I’m so glad you liked it! I think, for me, it was the fear of the unknown…..the blindfolds… just not knowing what was out there. I let my imagination go wild, and that’s what made it scary for me. 🙂
Me too!! I let it take me… or let my MIND take me… and it was SO fun!!!
Ok, you convinced me. Skimmed your review, but trusting your rating on this one! Starting tonight…..sorry I missed the buddy read!
Ok- so I’ve been reading your blog for about a year and have never commented on anything so I’m nervous about giving up my lurker status but I saw in your review someone asked what was a stay up late scaredy cat book to read and I read only one or two scary books a year and Heart Shaped Box by Joe Hill is one that all this time later I still get creeped out about. Let me know if anyone tries it. Based on your group’s posts I am on book 3 of Bink Cummings. You guys never put me on a dull path!
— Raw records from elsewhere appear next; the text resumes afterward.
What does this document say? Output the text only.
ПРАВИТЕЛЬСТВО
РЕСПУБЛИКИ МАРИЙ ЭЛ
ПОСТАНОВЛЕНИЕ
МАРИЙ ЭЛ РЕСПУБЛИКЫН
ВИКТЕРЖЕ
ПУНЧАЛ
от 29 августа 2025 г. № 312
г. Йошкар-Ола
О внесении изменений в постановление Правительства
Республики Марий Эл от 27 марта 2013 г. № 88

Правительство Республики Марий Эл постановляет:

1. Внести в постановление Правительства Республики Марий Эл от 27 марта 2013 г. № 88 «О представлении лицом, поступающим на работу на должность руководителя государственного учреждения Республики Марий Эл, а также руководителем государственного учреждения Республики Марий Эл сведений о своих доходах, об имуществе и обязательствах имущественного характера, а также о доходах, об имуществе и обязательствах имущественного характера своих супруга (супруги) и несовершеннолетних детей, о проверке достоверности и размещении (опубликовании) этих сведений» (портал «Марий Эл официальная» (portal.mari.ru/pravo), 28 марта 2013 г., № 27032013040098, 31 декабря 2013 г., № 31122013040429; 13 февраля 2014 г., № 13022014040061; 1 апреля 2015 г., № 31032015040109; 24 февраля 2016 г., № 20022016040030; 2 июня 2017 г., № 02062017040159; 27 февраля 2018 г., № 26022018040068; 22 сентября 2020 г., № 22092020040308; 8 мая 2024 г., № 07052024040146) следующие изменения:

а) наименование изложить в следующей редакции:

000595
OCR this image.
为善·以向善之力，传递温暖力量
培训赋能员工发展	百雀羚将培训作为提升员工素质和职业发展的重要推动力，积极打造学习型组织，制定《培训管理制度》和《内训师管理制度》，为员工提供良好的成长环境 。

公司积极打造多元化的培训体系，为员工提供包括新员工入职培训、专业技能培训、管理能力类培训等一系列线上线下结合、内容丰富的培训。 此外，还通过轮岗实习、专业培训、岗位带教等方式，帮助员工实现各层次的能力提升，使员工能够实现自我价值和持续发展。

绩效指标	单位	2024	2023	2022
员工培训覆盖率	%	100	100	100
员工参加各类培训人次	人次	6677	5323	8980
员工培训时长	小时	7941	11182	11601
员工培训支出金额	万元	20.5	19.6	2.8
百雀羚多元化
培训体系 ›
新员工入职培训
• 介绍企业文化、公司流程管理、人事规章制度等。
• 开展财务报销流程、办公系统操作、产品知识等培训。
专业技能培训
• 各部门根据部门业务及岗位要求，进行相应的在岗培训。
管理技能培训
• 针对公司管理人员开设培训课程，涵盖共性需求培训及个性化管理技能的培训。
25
Ohhh YAY thank you Megan!!!!! This one was just on sale too (may still be). :D!!!
I really liked how what was going on (the creatures and their effect on humans) was explained *just* enough as the story went along, letting us feel the desperation along with the characters as they tried to figure out how to survive. It was a really fun change of pace from what I’m used to reading! 😀
Megan! I’m glad you came out of lurker status to share…Heart Shaped Box FREAKED me out as well! The apple didn’t fall far from the Stephen King tree, did it? 😉
I’m loving Bird Box. It’s actually just what I needed right now!
I read and really liked Heart Shaped Box! Has anyone read any of his other books like NOS4A2? Been curious about that one……..
Yep, read it on one day! Loved it! Great review and agree with all your comments!